If session A is blocked on session B and then B tries to block on session A, this would create a deadlock. In this case, session B gets rolled back and restarted. This aborting and restarting is a fairly heavy-weight solution. It is possible that the transaction that gets aborted has already done a lot of work and not only do we lose this work, we have to do additional work to roll back. There was a fallback mechanism to prevent permanent starvation of this type: eventually a transaction would just lock the entire table to do its updates if it had been rolled back often enough.

Finally, If session A tries to merely read (not write) a cell that has an update block from session B it would normally just go through and read the history. But if A is currently blocked on B then it can’t do this because if A is blocked on B then this means that there is another cell somewhere such that if B commits, then A will read the value the B put in the cell, but if B rolls back then A will read the historic value. Since we don’t know whether A logically happens after B or if B logically never happens, we don’t have enough information to decide whether to read the value in B’s update block or read the historic value. In this case, the task suspends just as if it had been a writer.

Committing

If the session commits its transaction, then it goes through the snext field of all of its update blocks and turns them into history blocks by changing the type field, setting the timestamp field to the current timestamp and making a few other changes. The resulting structure looks like this:

All blocks were updated in one atomic operation as I will describe in the section on phased execution.

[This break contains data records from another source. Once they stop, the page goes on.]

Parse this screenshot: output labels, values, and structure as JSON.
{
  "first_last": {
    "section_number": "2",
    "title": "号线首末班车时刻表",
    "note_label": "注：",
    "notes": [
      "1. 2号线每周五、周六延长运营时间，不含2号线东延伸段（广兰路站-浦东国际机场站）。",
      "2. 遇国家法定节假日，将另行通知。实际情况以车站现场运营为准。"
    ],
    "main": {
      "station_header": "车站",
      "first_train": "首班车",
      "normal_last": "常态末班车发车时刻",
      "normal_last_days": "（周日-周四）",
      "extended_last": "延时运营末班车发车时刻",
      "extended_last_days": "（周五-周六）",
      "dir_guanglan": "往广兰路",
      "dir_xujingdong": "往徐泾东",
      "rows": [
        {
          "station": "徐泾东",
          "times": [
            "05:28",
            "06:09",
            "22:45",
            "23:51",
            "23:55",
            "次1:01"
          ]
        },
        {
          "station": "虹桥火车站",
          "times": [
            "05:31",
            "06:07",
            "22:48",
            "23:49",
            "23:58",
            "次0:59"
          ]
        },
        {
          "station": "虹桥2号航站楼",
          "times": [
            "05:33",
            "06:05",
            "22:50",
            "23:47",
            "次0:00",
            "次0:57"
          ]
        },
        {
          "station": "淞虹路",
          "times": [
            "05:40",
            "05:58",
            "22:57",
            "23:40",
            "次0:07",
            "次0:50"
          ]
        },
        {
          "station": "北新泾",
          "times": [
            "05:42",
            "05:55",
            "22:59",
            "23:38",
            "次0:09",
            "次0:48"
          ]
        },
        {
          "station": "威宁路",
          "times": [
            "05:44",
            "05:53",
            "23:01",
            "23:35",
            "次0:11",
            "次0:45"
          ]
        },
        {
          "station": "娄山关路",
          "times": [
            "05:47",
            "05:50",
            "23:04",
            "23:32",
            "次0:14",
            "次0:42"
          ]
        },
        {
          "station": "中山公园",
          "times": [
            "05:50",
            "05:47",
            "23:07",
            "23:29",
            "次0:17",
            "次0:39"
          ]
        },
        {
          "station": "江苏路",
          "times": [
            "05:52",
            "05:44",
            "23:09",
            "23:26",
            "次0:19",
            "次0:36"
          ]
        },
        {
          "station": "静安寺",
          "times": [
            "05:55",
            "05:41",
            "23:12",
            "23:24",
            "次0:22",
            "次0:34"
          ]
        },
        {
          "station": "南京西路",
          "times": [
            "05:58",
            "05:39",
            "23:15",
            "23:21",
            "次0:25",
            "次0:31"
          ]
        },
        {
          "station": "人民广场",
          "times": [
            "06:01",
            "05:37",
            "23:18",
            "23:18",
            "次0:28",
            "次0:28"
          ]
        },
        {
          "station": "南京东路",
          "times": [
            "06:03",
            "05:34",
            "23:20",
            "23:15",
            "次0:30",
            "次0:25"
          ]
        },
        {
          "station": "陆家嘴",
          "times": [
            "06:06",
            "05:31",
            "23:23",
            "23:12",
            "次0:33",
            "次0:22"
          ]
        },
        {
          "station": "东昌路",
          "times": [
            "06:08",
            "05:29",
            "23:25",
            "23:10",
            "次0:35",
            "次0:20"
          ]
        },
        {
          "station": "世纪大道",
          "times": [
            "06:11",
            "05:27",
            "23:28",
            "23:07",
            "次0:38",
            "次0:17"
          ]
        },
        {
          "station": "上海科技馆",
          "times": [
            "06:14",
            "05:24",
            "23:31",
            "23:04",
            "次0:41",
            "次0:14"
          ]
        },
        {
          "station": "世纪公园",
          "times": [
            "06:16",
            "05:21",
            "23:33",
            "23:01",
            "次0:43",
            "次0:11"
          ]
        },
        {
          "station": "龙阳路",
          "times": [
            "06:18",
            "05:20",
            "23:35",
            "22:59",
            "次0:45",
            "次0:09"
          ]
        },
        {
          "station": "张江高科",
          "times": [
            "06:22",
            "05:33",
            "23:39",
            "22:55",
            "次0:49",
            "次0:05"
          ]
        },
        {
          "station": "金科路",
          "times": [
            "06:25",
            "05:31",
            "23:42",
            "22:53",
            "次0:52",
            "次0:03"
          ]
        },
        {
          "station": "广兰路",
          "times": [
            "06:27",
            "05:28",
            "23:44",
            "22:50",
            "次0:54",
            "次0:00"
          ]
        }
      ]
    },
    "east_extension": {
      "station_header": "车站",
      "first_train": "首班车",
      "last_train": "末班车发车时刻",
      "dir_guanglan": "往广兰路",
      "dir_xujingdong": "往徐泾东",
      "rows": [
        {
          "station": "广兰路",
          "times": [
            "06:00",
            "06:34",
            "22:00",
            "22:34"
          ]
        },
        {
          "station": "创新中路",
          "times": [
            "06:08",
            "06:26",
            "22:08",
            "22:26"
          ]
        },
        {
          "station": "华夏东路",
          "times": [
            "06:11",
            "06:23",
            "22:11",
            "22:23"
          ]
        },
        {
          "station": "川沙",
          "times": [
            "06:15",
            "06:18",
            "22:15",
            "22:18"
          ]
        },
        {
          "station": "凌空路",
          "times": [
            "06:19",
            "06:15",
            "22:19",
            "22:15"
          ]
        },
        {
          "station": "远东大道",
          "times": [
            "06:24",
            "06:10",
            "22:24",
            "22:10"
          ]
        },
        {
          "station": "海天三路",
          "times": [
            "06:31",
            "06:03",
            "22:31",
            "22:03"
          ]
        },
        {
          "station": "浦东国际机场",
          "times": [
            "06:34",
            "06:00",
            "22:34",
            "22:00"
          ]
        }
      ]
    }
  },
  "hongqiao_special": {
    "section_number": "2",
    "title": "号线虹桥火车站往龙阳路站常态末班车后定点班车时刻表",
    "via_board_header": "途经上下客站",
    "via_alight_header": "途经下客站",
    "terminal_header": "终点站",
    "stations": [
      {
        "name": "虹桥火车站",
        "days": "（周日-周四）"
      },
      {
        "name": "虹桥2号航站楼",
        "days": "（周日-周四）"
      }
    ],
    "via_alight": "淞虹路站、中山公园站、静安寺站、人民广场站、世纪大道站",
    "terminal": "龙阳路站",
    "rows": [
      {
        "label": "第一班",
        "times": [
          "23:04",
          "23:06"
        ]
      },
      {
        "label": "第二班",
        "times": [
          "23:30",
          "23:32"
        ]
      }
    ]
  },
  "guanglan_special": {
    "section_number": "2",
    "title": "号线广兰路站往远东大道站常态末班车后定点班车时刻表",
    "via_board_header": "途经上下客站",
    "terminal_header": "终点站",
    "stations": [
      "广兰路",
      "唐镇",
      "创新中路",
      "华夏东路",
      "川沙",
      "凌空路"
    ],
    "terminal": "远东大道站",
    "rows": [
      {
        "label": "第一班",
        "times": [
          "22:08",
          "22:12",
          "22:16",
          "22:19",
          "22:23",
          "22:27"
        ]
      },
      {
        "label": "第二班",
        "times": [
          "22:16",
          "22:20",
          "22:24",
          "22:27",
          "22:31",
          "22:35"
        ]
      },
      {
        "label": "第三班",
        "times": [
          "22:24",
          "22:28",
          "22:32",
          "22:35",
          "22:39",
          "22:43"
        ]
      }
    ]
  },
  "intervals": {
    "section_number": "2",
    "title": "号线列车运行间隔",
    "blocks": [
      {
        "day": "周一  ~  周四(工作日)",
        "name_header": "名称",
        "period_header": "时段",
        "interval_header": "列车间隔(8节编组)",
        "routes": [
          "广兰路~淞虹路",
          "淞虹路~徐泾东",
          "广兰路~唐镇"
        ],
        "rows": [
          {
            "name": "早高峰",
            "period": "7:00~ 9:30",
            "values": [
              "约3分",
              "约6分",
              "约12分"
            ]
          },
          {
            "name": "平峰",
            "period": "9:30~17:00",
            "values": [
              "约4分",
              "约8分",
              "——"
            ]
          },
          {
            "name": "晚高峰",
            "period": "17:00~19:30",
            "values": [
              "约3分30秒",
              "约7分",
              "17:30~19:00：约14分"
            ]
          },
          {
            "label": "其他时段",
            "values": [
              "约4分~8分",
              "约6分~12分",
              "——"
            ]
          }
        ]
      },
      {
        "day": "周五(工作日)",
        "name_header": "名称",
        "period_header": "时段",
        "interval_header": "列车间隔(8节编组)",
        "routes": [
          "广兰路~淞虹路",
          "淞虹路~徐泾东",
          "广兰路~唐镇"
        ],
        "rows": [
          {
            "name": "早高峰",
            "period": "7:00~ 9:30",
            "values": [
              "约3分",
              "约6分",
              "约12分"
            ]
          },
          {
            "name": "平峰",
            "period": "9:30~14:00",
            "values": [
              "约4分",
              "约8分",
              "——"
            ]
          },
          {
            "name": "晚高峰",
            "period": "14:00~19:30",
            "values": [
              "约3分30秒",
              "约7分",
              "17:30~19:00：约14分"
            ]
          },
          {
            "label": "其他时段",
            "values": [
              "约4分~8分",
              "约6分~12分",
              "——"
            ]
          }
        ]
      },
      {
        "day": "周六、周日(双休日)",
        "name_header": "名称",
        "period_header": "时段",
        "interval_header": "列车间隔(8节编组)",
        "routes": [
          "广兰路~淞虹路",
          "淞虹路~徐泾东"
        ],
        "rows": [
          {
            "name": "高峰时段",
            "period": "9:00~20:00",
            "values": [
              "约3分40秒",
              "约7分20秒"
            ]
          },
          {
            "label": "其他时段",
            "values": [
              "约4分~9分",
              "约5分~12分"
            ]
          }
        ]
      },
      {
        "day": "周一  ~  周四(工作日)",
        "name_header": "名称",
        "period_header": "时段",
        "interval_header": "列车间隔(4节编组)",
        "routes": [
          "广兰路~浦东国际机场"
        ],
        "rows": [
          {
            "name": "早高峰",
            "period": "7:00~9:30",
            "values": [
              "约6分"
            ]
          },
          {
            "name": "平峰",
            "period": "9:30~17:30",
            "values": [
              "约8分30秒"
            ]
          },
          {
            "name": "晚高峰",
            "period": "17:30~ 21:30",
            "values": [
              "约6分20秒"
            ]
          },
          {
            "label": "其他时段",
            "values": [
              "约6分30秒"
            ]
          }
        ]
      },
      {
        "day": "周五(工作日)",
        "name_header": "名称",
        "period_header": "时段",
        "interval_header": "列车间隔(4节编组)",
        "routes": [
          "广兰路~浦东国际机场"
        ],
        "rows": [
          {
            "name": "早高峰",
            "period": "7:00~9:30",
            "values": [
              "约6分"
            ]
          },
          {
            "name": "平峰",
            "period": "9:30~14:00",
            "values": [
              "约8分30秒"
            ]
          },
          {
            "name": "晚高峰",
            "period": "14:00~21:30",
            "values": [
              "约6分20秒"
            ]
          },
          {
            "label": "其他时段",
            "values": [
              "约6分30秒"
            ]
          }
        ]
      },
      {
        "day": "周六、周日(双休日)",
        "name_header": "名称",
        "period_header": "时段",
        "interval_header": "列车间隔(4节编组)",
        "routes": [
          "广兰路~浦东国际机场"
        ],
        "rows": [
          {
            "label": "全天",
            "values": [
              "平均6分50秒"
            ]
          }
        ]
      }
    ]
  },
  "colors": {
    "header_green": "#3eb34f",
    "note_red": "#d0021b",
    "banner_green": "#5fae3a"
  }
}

For future reads, if the reading session started after TS then it will read the new history block. If it started before TS then it will read the next history block. The block will be cleaned up at some future time when there is no longer any active transaction that may need the value.

The new value is in an in-memory format so it can’t be saved to disk. ADS would commit without writing the updated page to disk but it would write the new value to the transaction log so that the most recent committed state could be recovered in case of a crash.

Rolling Back

When a transaction rolled back, it would traverse the snext links, removing the update blocks and leaving a structure like this:

The update block would then be freed back to the storage management system.

Commutative Updates

Two writers that want to write to the same cell don’t always conflict in ADS. A statement like

UPDATE t SET i = i+8 WHERE ...

can stack up with another statement such as

UPDATE t SET i = i-7 WHERE ...

Using the same row as in the examples above, the first UPDATE will produce this structure:

Notice that the type of the update block is “upd+”, not just “upd”. This means that it is a commutative update with addition. Also, the val field contains, not the new value, but the value that is to be added.

Now when the next update statement comes in, the writer will see that it is looking at a commutative update of the same type that it wants to add, so it just adds it:

A reader that comes in now has to go all the way to the history block without hitting any conflicts before it can return. When one of the writers rolled back, it just removed the commutative update block as before. The trick happens on commit. On commit, ADS would move the newly committed update block down to just before the first history block, and change it to a proper history block with a value. No locking was necessary because of phased execution. There were also upper and lower bounds on the value for each history block but I don’t recall what these were used for.